DESIGN FEATURES: Combines fuselage of 737-700, strengthened in aft section, with centre-section, wing and landing gear of 737-800. Aviation Partners Inc winglets standard, affording 5 to 7 per cent reduction in cruise drag, resulting in four to five per cent increase in range; winglets evaluated in mid-1998 by 737-800 (N737BX), first flown on BBJ prototype (N737BZ) on 20 February 1999, received FAA approval on 6 September 2000 and fitted as standard.

POWER PLANT: Two CFM International CFM56-7 turbofans, each rated at 121.4 kN (27,300 lb st). Standard N-G 737 fuel of 26,025 litres (6,875 US gallons; 5,725 Imp gallons) contained in wing, plus between three and nine belly tanks; maximum combined capacity 40,582 litres (10,721 US gallons; 8,927 Imp gallons).

ACCOMMODATION: To customer's choice; operating weights based on allowance of 5,624 kg (12,400 lb). Typical configuration includes forward lounge and private suite with double bed; mid-section conference room; 12 first class sleeper seats at 152 cm (60 in) pitch in two rows with centre aisle, and galley, lavatory and service area at rear, with crew rest area, galley and lavatory aft of flight deck. Alternative arrangements provide for exercise room/gymnasium, office, 24 first-class sleeper seats or high-density seating for up to 63 passengers, three abreast in two rows. Maximum 149 passengers in airline configuration. Cabin equivalent altitude reduced to 1,980 m (6,500 ft) from 2004, with retrofit available.

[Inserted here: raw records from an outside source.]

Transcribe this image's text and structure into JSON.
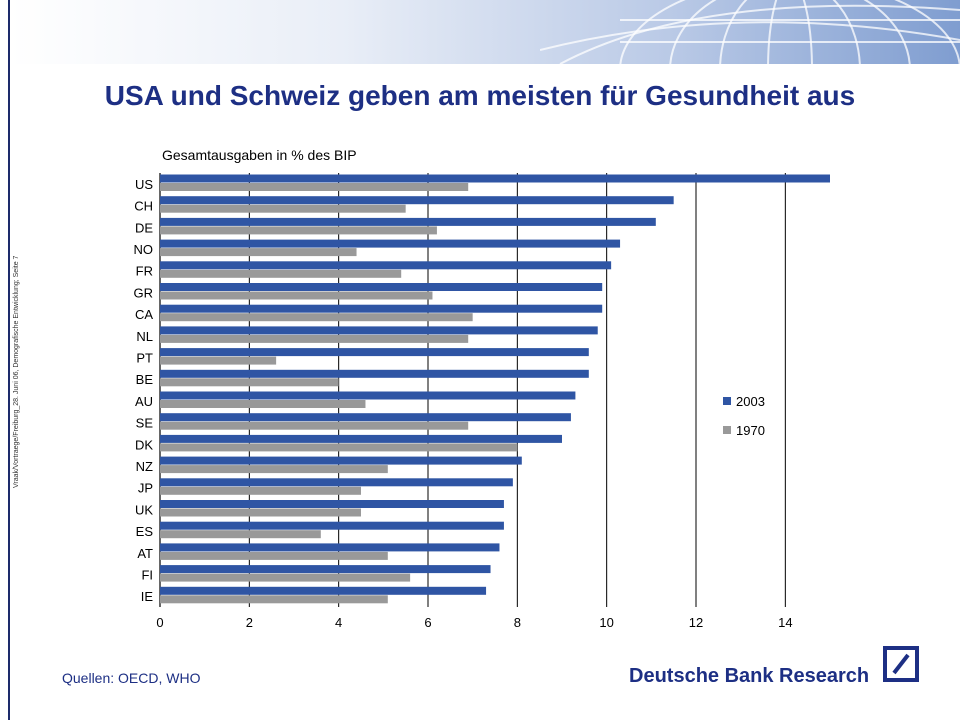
{
  "header": {
    "title": "USA und Schweiz geben am meisten für Gesundheit aus"
  },
  "side_note": "Vraak/Vortraege/Freiburg_28. Juni 06, Demografische Entwicklung; Seite 7",
  "footer": {
    "source": "Quellen: OECD, WHO",
    "brand": "Deutsche Bank Research"
  },
  "colors": {
    "series2003": "#2f55a4",
    "series1970": "#999999",
    "title": "#1d2f84"
  },
  "chart_data": {
    "type": "bar",
    "orientation": "horizontal",
    "title": "Gesamtausgaben in % des BIP",
    "categories": [
      "US",
      "CH",
      "DE",
      "NO",
      "FR",
      "GR",
      "CA",
      "NL",
      "PT",
      "BE",
      "AU",
      "SE",
      "DK",
      "NZ",
      "JP",
      "UK",
      "ES",
      "AT",
      "FI",
      "IE"
    ],
    "series": [
      {
        "name": "2003",
        "values": [
          15.0,
          11.5,
          11.1,
          10.3,
          10.1,
          9.9,
          9.9,
          9.8,
          9.6,
          9.6,
          9.3,
          9.2,
          9.0,
          8.1,
          7.9,
          7.7,
          7.7,
          7.6,
          7.4,
          7.3
        ]
      },
      {
        "name": "1970",
        "values": [
          6.9,
          5.5,
          6.2,
          4.4,
          5.4,
          6.1,
          7.0,
          6.9,
          2.6,
          4.0,
          4.6,
          6.9,
          8.0,
          5.1,
          4.5,
          4.5,
          3.6,
          5.1,
          5.6,
          5.1
        ]
      }
    ],
    "xlim": [
      0,
      15
    ],
    "xticks": [
      0,
      2,
      4,
      6,
      8,
      10,
      12,
      14
    ],
    "xtick_labels": [
      "0",
      "2",
      "4",
      "6",
      "8",
      "10",
      "12",
      "14"
    ],
    "grid": true,
    "legend_position": "right"
  }
}
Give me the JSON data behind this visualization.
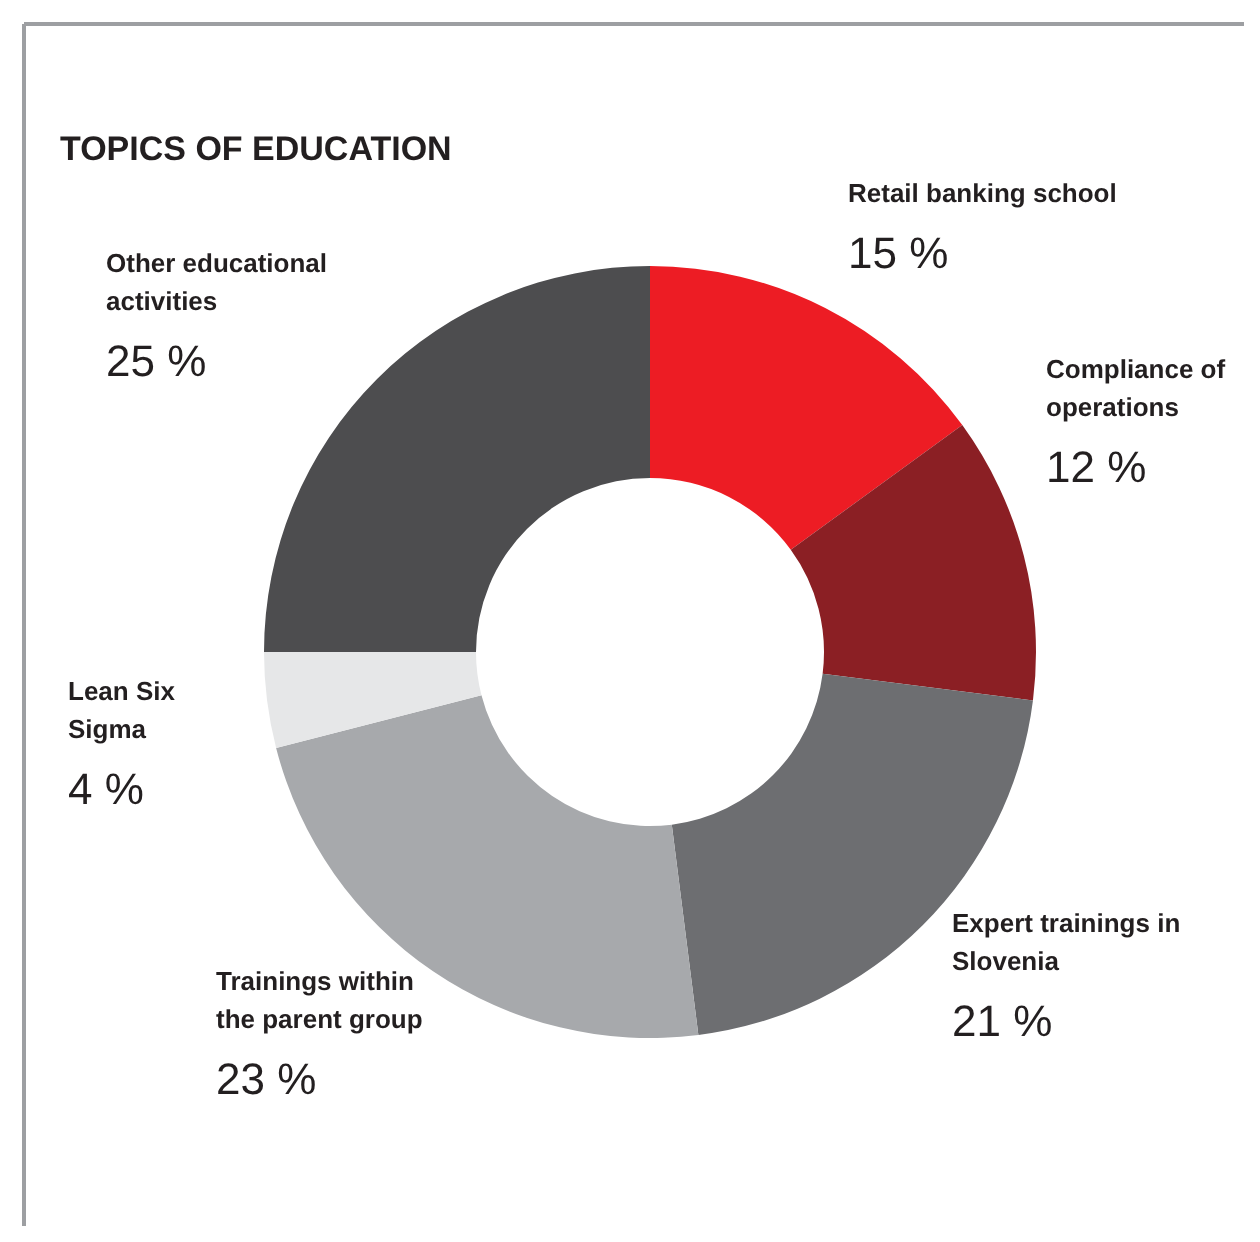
{
  "chart_data": {
    "type": "donut",
    "title": "TOPICS OF EDUCATION",
    "categories": [
      "Retail banking school",
      "Compliance of operations",
      "Expert trainings in Slovenia",
      "Trainings within the parent group",
      "Lean Six Sigma",
      "Other educational activities"
    ],
    "values": [
      15,
      12,
      21,
      23,
      4,
      25
    ],
    "value_labels": [
      "15 %",
      "12 %",
      "21 %",
      "23 %",
      "4 %",
      "25 %"
    ],
    "colors": [
      "#ed1c24",
      "#8b1f24",
      "#6d6e71",
      "#a7a9ac",
      "#e6e7e8",
      "#4d4d4f"
    ]
  }
}
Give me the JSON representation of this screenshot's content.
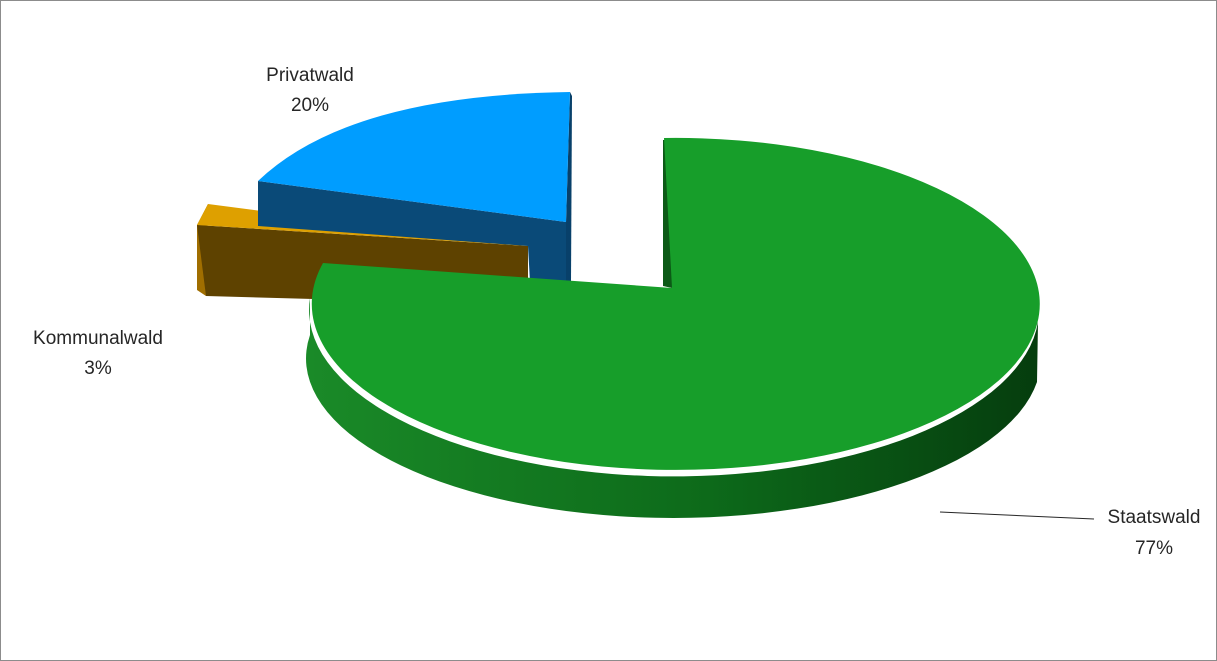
{
  "chart_data": {
    "type": "pie",
    "title": "",
    "legend": "none",
    "style": "3d-exploded",
    "slices": [
      {
        "label": "Staatswald",
        "value": 77,
        "pct_label": "77%",
        "color": "#179E2A"
      },
      {
        "label": "Privatwald",
        "value": 20,
        "pct_label": "20%",
        "color": "#009DFF"
      },
      {
        "label": "Kommunalwald",
        "value": 3,
        "pct_label": "3%",
        "color": "#DEA000"
      }
    ]
  }
}
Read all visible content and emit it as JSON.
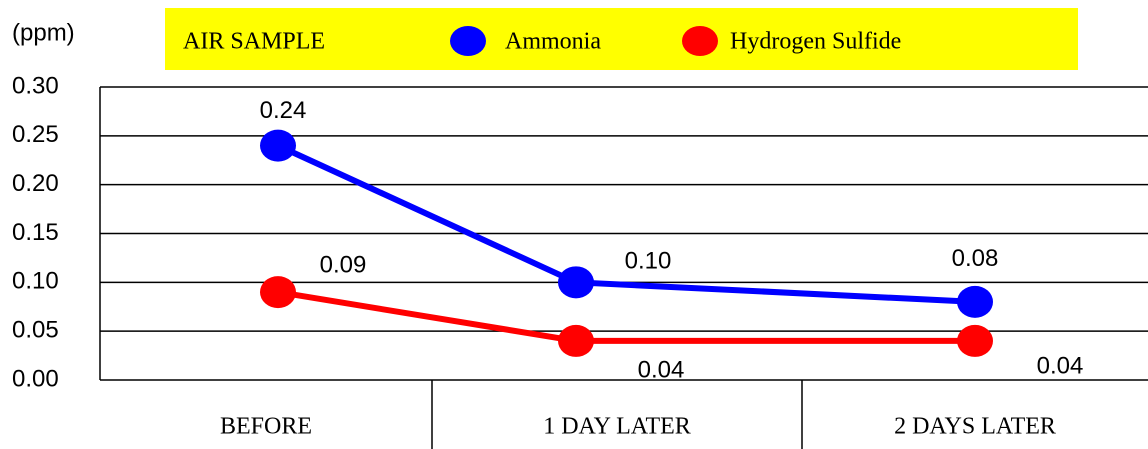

AVIONICS: Rockwell Collins Series 90 as core system.
Comms: Triple VHF comm with 8.33 kHz channel spacing; dual HF comm; L-3 Communications 120-minute CVR and Coltech Selcal.
Flight: Dual Rockwell Collins multimode GPS/ILS/VOR/DME receivers; dual ADF; TCAS II; predictive windshear; dual Smiths Industries flight management computers; dual Honeywell ADIRU; Honeywell EGPWS; L-3 Communications FDR and CVR; Flight Dynamics HGS 4000 head-up guidance system; Teledyne airborne navigation data recorder, digital flight data acquisition unit and quick-access recorder; Teledyne Navlink, including two additional navigation computers and electronic standby artificial horizon.
Instrumentation: Honeywell flat-panel LCD displays.
Mission: Optional Teledyne Telelink. C-40B equipment includes fibre-optic communications management system; worldwide secure voice and data transmission (UHF, VHF, HF, UHF and commercial satcom, Magnastar airphones, UHF/AM, Boeing Connexion data/video Broadband, secure conferencing and Wideband data and LAN).